Een hoestbui onderbrak de verklaring van Sira Mars. Hij wapperde met zijn handen terwijl hij op adem probeerde te komen en drukte een wollen lap tegen zijn mond. Halvard week achteruit en vroeg zich af of de man besmet was met de longziekte of dat hij nog last had van een verkoudheid die hij in de winter had opgelopen.

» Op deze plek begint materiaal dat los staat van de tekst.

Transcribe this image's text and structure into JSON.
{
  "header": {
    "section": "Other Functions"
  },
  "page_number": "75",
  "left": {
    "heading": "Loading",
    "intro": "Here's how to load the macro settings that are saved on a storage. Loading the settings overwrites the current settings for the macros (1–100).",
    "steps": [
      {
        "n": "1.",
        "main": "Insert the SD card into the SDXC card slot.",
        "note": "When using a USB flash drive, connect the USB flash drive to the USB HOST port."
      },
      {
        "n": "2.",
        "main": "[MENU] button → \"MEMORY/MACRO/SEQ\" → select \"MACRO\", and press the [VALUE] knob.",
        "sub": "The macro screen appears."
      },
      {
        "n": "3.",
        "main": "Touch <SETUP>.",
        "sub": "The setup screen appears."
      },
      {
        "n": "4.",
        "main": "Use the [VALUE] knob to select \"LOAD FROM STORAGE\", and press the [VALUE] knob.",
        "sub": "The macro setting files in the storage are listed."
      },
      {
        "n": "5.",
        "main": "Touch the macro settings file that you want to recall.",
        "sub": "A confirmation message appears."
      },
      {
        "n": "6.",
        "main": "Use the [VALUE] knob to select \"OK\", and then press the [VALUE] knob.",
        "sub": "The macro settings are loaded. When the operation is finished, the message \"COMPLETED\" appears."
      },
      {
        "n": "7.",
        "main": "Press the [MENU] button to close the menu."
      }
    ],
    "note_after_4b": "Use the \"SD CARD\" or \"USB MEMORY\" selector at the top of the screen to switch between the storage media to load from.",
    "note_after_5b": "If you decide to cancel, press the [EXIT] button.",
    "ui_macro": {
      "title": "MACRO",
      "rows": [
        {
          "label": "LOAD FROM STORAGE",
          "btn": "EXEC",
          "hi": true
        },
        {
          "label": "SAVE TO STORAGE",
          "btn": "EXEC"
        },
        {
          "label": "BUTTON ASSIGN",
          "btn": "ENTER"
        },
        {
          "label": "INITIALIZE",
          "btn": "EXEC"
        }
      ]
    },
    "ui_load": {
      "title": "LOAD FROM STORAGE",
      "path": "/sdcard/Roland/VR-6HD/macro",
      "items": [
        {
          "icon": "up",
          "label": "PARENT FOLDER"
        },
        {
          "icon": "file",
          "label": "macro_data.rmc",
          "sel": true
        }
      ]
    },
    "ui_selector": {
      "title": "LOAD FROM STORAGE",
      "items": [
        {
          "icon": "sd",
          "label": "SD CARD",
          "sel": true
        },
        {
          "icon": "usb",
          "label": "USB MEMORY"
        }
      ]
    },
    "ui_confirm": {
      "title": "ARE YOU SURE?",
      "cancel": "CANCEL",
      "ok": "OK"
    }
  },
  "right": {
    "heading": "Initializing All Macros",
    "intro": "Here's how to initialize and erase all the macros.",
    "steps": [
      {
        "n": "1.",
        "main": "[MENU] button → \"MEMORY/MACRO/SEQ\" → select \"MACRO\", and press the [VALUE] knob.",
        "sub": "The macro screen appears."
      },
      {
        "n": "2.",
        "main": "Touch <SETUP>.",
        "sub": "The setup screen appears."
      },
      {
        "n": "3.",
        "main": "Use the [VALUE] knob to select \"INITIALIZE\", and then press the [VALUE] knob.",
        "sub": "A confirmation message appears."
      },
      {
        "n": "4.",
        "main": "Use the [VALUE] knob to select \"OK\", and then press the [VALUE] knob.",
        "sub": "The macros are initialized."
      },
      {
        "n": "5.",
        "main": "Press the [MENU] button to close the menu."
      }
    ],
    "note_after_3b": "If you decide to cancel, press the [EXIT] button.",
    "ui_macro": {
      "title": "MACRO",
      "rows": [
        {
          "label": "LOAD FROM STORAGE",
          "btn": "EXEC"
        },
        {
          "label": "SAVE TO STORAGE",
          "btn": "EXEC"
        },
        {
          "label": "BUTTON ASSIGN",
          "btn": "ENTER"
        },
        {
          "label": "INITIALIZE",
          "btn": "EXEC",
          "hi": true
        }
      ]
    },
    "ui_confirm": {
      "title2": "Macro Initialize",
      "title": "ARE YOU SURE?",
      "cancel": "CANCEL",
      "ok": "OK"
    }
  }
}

De priester stopte zijn zakdoek weg en sloeg een kruis. 'Moge de Here ons behoeden voor ziekte,' zei hij. 'Als alles voorbij is, zal ik ii de biecht afnemen, tenzij u liever naar uw eigen biechtvader gaat zodra u thuis bent. Ik neem aan dat het al een tijdje geleden is dat u voor het laatst hebt gebiecht. Ondertussen condoleer ik u met het overlijden van uw vrouw. Ze is nu in de hemel, samen met onze geliefde bisschop Alf. Dat moet u troost schenken.'
Halvard keek hem met grote ogen aan, terwijl zijn zoons elkaar veelbetekenend aankeken. Het meisje sloeg haar hand voor haar mond. 'Is de bisschop dood?' vroeg Halvard.
Ze hadden niet gereageerd op zijn condoleances en ook niet op zijn vriendelijke aanbod. Was de dood van de bisschop dan het enige dat tot hen was doorgedrongen? Ze moesten wel erg veel van hem hebben gehouden als ze zo onder de indruk waren van zijn overlijden. 'Het nieuws van dat vreselijke verlies heeft jullie toch wel bereikt?'
'Dood? Is de bisschop echt dood?' vroeg Ole. 'Weet u dat zeker?'
'Ja. Het is echt waar.' Sira Mars vroeg zich af of hij werkelijk een sprankje blijdschap had gehoord. De meeste mensen sloegen een kruis als ze dit droevige nieuws te horen kregen. Hij kwam tot de conclusie dat hun eigenaardige reacties het gevolg waren van schrik.
'We zijn nogal lang weggeweest,' zei Halvard, 'dus het nieuws had ons nog niet bereikt. Is de bisschop al lang geleden gestorven?'
'Na het feest van de Wederopstanding, hoewel het deze lente nauwelijks een feest is geweest, gezien de ernstige verliezen die we hebben geleden en het weinige voedsel dat er na deze extra lange winter nog over was. Maar alle dienaren Gods doen hun uiterste best, zoals onze Heilige Vader ons heeft opgedragen. We moeten als goede herders over onze kudde blijven waken.'
'Als goede herders,' herhaalde Halvard dof.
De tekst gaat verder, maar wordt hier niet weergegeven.